Иду по московской улице – в спину мат. Иду по загородной платформе – все то же.
Во дни уверенности и радостных упований на судьбу моей родины я буду вспоминать тебя, сумасшедшая упившаяся Москва, я буду не узнавать тебя, великий и могучий, буду стыдиться и тяготиться, мучительно размышляя: почему на родине Тургенева, Достоевского, Набокова и Ахматовой – ты подвергся такой устрашающей метаморфозе и почему ты столь остервенело преследуешь тех немногих, пытающихся преумножить славу твою?

– Олег хочет изображать из себя короля. Но он не понимает, что жена короля должна быть королевой, – сказала Лика.
Мы затеяли разговор о том, что многие персонажи с замашками на богему или озабоченность “социальной несправедливостью” (как поется в "Hair") очень любят, чтобы их домашние отношения строились на принципах домостроя. И Маша вспомнила Лику, которая жила здесь, пока я мотался по Европе.
Лика уехала из-за нарастающего внимания Олега к Маше, перемежаемого приставаниями пьяного Сережи. Это я узнал случайно из таниной обмолвки как-то во время чая. От меня такие вещи держатся в секрете.
– Вы хорошо проводили время, – говорю я с завистью.
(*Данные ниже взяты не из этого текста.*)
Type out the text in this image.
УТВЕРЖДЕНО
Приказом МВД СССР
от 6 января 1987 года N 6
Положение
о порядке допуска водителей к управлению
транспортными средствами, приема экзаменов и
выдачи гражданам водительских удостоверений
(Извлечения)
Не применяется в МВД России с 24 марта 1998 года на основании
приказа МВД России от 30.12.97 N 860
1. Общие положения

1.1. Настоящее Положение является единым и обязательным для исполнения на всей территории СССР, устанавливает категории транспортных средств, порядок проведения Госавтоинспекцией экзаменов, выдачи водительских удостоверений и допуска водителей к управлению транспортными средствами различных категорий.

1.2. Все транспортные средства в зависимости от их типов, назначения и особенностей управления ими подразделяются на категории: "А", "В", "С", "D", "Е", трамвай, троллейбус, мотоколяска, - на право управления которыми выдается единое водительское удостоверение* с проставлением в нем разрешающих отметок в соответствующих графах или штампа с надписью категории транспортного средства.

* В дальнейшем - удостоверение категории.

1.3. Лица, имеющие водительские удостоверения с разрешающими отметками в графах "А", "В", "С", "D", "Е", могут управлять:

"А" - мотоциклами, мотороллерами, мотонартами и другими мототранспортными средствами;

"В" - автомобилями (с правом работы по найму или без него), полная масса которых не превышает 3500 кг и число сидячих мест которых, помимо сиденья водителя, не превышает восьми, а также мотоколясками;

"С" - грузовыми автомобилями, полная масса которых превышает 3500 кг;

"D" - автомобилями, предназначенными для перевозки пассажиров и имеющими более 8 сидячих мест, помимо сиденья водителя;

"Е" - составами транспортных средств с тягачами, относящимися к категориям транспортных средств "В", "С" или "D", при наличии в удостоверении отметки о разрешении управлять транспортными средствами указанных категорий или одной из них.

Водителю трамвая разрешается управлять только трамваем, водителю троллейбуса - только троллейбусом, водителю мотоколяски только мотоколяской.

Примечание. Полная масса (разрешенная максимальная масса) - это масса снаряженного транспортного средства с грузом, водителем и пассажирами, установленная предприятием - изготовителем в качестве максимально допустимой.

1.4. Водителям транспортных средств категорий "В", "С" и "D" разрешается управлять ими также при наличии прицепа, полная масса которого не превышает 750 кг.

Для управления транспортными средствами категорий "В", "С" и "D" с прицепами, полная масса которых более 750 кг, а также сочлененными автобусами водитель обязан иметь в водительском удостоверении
– Я была уверена, что ты не вернешься. По-моему, ты и сам так думал.
Олег иногда приезжает, но всегда один.

О религии.
На Пасху я зашел с Машей в церковь, ближайшую, сокольскую, одну из немногих действующих. Самое лучшее в церкви даже не свечи, не фрески и не иконы. И даже не хор. Но – живые цветы, эти розы, каллы и лилии, приносимые каждое утро заботливой рукой, как, бесспорно, самое чистое, гармоничное и естественное воплощение жизни, более красноречивое, нежели угрюмые аскетические мученики, огорченно буравящие тебя взглядом со стен. В этом акте христианская церковь незаметно вторит чань-буддизму, чей великий глава однажды свел свою проповедь к помахиванию цветами перед лицами изумленных учеников.
Вера относится к интимным вещам человека, и публичность ее так же неуместна, как дефекация на людях. Это главное мое возражение против соборности литургии, соучастия в действе.
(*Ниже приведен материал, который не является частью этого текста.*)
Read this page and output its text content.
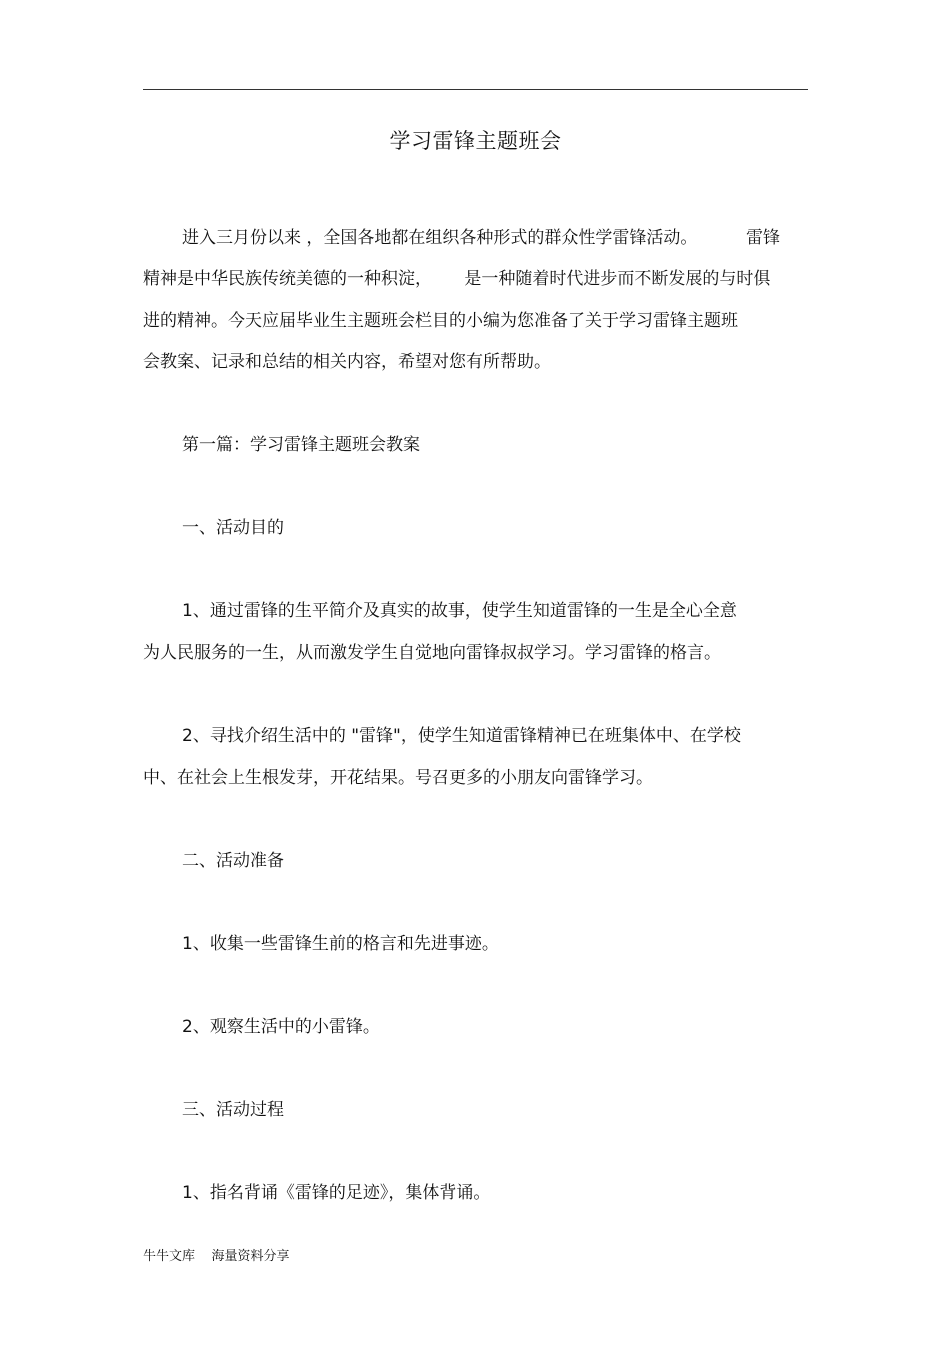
学习雷锋主题班会
进入三月份以来 ，全国各地都在组织各种形式的群众性学雷锋活动。         雷锋
精神是中华民族传统美德的一种积淀，      是一种随着时代进步而不断发展的与时俱
进的精神。今天应届毕业生主题班会栏目的小编为您准备了关于学习雷锋主题班
会教案、记录和总结的相关内容，希望对您有所帮助。
第一篇：学习雷锋主题班会教案
一、活动目的
1、通过雷锋的生平简介及真实的故事，使学生知道雷锋的一生是全心全意
为人民服务的一生，从而激发学生自觉地向雷锋叔叔学习。学习雷锋的格言。
2、寻找介绍生活中的 "雷锋"，使学生知道雷锋精神已在班集体中、在学校
中、在社会上生根发芽，开花结果。号召更多的小朋友向雷锋学习。
二、活动准备
1、收集一些雷锋生前的格言和先进事迹。
2、观察生活中的小雷锋。
三、活动过程
1、指名背诵《雷锋的足迹》，集体背诵。
牛牛文库    海量资料分享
На нашей половине мы тоже часто говорим о религии. Маша смотрит в окно.
– Я никогда не пойму, во что ты веришь на самом деле.
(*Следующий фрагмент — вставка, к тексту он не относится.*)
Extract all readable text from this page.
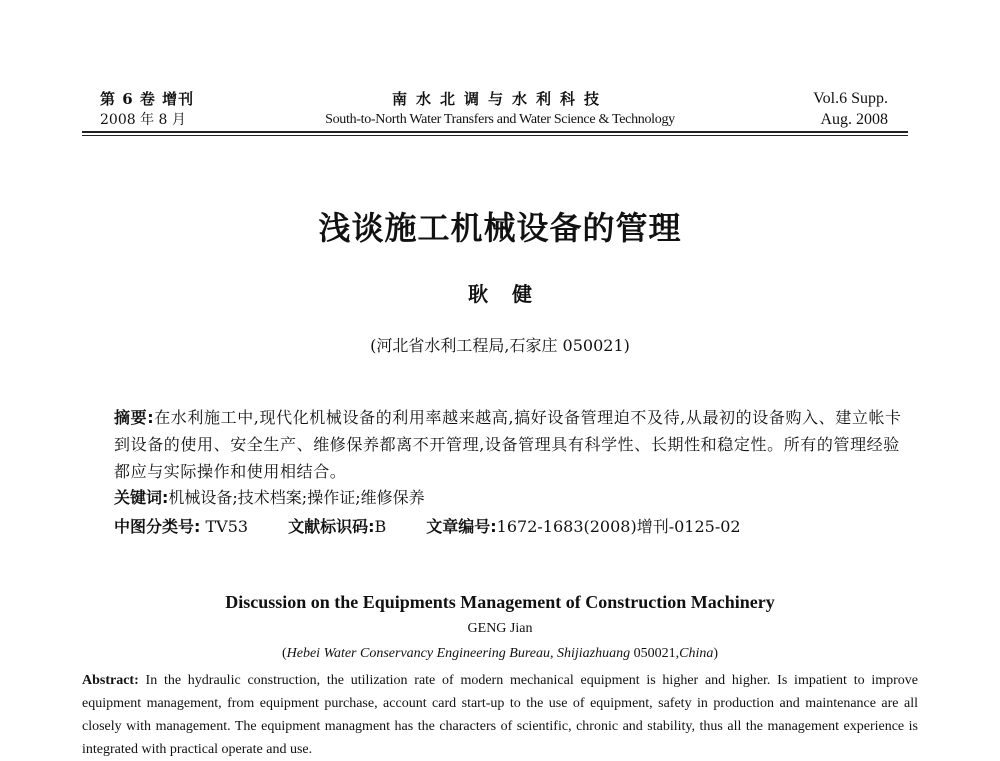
第 6 卷 增刊
2008 年 8 月
南水北调与水利科技
South-to-North Water Transfers and Water Science & Technology
Vol.6 Supp.
Aug. 2008
浅谈施工机械设备的管理
耿健
(河北省水利工程局,石家庄 050021)
摘要:在水利施工中,现代化机械设备的利用率越来越高,搞好设备管理迫不及待,从最初的设备购入、建立帐卡到设备的使用、安全生产、维修保养都离不开管理,设备管理具有科学性、长期性和稳定性。所有的管理经验都应与实际操作和使用相结合。
关键词:机械设备;技术档案;操作证;维修保养
中图分类号: TV53	文献标识码:B	文章编号:1672-1683(2008)增刊-0125-02
Discussion on the Equipments Management of Construction Machinery
GENG Jian
(Hebei Water Conservancy Engineering Bureau, Shijiazhuang 050021,China)
Abstract: In the hydraulic construction, the utilization rate of modern mechanical equipment is higher and higher. Is impatient to improve equipment management, from equipment purchase, account card start-up to the use of equipment, safety in production and maintenance are all closely with management. The equipment managment has the characters of scientific, chronic and stability, thus all the management experience is integrated with practical operate and use.
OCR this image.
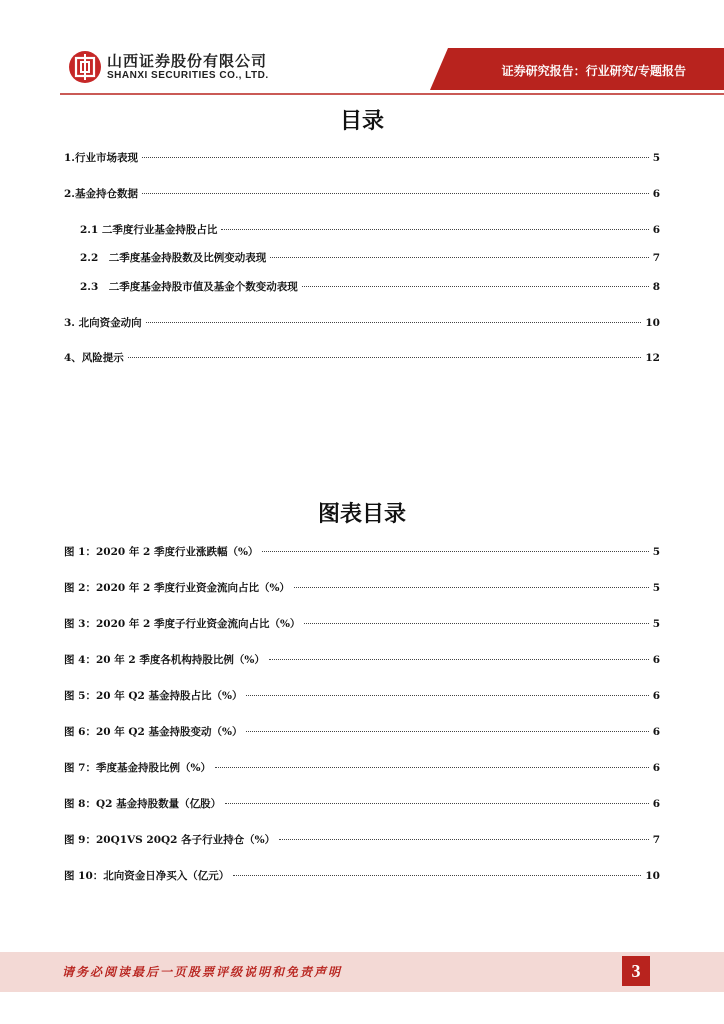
山西证券股份有限公司
SHANXI SECURITIES CO., LTD.	证券研究报告：行业研究/专题报告
目录
1.行业市场表现	5
2.基金持仓数据	6
2.1 二季度行业基金持股占比	6
2.2　二季度基金持股数及比例变动表现	7
2.3　二季度基金持股市值及基金个数变动表现	8
3. 北向资金动向	10
4、风险提示	12
图表目录
图 1：2020 年 2 季度行业涨跌幅（%）	5
图 2：2020 年 2 季度行业资金流向占比（%）	5
图 3：2020 年 2 季度子行业资金流向占比（%）	5
图 4：20 年 2 季度各机构持股比例（%）	6
图 5：20 年 Q2 基金持股占比（%）	6
图 6：20 年 Q2 基金持股变动（%）	6
图 7：季度基金持股比例（%）	6
图 8：Q2 基金持股数量（亿股）	6
图 9：20Q1VS 20Q2 各子行业持仓（%）	7
图 10：北向资金日净买入（亿元）	10
请务必阅读最后一页股票评级说明和免责声明	3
– Я просто пытаюсь на все смотреть реально. С точки зрения человеческого интереса.
– Человеку интересно быть животным. Религия это не только обряд. Это нравственность.
– Нравственность – это мудрость веков.
– Нравственность – это заповеди, данные нам Богом, а никакая не мудрость веков.
– Интересно сравнить Моисеевы заповеди с ритуальными клятвами из египетской “Книги мертвых”. По-видимому, первые были составлены не без влияния вторых, хотя и в четыре раза компактнее.
– Мне это совсем не интересно.
Потом на дачной веранде они будут долго говорить на любимую свою тему. Маша, ни разу не исповедовавшаяся и не причащавшаяся со времен, как нас когда-то вдвоем окрестили в деревенской церкви, будет хорошо звучать в общем хоре. И лишь я буду молчать или вносить диссонанс.
Почему они любят лишь вечное? Почему они не любят сиюминутное, почему они не любят то, что проходит? А ведь это – вся жизнь человека, и другой у него нет. Вечность – это концепция. Жизнь – это случайный момент, тривиальный, необязательный. Это беспрестанное деление, составляющее оппозицию беспрестанному умножению Вечности. Жизнь обобщают – чтобы увидеть и понять, тогда как ее надо делить – чтобы почувствовать.

Когда-то сравнение с другими было не в твою пользу. Поэтому хотелось одиночества и покоя. Теперь снова хочется, но по другим причинам.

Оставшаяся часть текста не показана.